Calvin A. Johnson Jr. (born November 21, 1985) is an American saxophonist, bandleader, composer, producer, and actor from New Orleans, Louisiana, United States. A multi-instrumentalist, he is best known as a tenor and soprano saxophone player but also performs and records on alto and baritone saxophones, clarinet, and flute. Johnson has worked with many of the biggest names in New Orleans music, including Aaron Neville, Harry Connick Jr., the Dirty Dozen Brass Band, Mystikal, Irvin Mayfield, Mannie Fresh, and others. Johnson is the nephew of New Orleans clarinetist Ralph Johnson, a longtime member of the Preservation Hall Jazz Band. Johnson began playing saxophone at the age of seven, and since 2008 has been playing with his own band, Calvin Johnson & Native Son. In 2015, he started a new band with Dirty Dozen Brass Band founding member and sousaphone player, Kirk Joseph, called Chapter:SOUL.

Life and career
Johnson was born in New Orleans. He grew up in the Black Pearl neighborhood and in New Orleans East. His uncle Lionel Johnson gave him his first saxophone at the age of seven. Johnson's grandfather, George Augustus "Son" Johnson, and uncles Lionel, Alfred, and Ralph Johnson, were all New Orleans jazz musicians. At the age of twelve, Johnson played his first professional gig at Tipitina's French Quarter location with the New Orleans Jazz Babyz, a youth all-star band led by Troy “Trombone Shorty” Andrews and Omari Neville (son of Cyril and Gaynielle Neville).

Johnson studied at the New Orleans Jazz and Heritage Foundation’s School of Music and the Louis Armstrong Summer Jazz Camp under his longtime mentor, Edward "Kidd" Jordan. He graduated in 2003 from the New Orleans Center for Creative Arts (NOCCA), then under the direction of the late Clyde Kerr Jr. His classmates included Troy "Trombone Shorty" Andrews, Jonathan Batiste, and Christian Scott.

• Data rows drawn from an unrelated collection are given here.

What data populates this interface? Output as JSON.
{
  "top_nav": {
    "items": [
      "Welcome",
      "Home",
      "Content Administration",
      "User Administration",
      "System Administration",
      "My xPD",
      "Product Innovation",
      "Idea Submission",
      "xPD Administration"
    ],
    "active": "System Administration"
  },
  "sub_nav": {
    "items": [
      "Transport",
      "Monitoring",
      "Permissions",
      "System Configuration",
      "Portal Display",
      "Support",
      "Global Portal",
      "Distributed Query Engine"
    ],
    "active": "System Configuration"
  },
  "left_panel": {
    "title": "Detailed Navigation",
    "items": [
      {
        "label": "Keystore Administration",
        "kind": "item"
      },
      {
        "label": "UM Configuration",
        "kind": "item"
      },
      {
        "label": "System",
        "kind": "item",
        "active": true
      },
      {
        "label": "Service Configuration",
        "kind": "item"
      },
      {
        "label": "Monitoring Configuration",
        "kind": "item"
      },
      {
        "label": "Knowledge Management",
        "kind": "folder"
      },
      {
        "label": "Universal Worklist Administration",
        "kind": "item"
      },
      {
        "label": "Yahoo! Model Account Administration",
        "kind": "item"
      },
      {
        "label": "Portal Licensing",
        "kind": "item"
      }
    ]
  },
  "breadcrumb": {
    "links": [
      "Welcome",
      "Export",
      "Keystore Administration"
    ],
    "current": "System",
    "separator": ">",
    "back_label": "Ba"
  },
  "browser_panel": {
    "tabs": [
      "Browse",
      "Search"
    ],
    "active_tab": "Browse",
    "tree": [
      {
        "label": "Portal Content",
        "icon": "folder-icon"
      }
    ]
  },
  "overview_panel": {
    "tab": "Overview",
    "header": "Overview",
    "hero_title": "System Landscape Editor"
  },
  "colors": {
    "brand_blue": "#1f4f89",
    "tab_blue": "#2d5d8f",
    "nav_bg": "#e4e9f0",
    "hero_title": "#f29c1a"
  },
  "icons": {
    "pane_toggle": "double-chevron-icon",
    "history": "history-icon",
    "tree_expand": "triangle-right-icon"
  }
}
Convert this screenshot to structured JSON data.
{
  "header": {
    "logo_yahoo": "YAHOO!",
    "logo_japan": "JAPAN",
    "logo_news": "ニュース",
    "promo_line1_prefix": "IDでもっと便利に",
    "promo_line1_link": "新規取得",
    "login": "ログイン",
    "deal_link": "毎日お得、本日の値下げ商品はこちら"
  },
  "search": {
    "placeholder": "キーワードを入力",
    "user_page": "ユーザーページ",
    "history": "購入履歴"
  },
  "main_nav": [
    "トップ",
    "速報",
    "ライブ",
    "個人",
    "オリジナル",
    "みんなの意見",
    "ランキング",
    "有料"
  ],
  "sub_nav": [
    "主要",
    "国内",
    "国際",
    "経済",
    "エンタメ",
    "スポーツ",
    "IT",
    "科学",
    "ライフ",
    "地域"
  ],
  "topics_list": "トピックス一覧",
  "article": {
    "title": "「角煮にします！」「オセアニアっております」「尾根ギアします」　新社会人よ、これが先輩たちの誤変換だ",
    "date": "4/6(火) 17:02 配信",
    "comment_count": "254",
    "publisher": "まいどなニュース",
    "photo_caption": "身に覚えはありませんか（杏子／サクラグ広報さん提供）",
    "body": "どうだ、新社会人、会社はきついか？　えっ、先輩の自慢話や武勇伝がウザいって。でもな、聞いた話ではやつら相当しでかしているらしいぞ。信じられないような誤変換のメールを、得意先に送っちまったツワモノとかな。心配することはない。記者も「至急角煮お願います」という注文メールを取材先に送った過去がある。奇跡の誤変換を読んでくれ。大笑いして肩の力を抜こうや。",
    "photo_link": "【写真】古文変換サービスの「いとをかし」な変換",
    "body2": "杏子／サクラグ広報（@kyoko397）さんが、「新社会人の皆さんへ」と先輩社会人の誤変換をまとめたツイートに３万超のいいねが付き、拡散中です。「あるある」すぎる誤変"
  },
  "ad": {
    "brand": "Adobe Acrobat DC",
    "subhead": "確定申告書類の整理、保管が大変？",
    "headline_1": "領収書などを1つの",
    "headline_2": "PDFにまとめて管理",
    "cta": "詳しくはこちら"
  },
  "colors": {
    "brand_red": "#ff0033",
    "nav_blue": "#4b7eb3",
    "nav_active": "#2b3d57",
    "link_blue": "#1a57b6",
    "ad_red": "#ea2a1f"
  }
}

After graduating from NOCCA, Johnson enrolled at Dillard University and the University of New Orleans, where he obtained his undergraduate degree in finance.
 
Johnson released his debut album Jewel's Lullaby in 2012 through his own label, Alma Records. In 2013, Johnson released his second album, Native Son, through ThreadHead Records and with support from the Ellis Marsalis Center for Music in the New Orleans Musicians' Village. In addition to his albums recorded as bandleader, Johnson can be heard as a sideman on the following albums: Big Sam’s Funky Nation's Peace, Love, and Understanding, Irvin Mayfield's Strange Fruit, Courtney Bryan's This Little Light of Mine, and others.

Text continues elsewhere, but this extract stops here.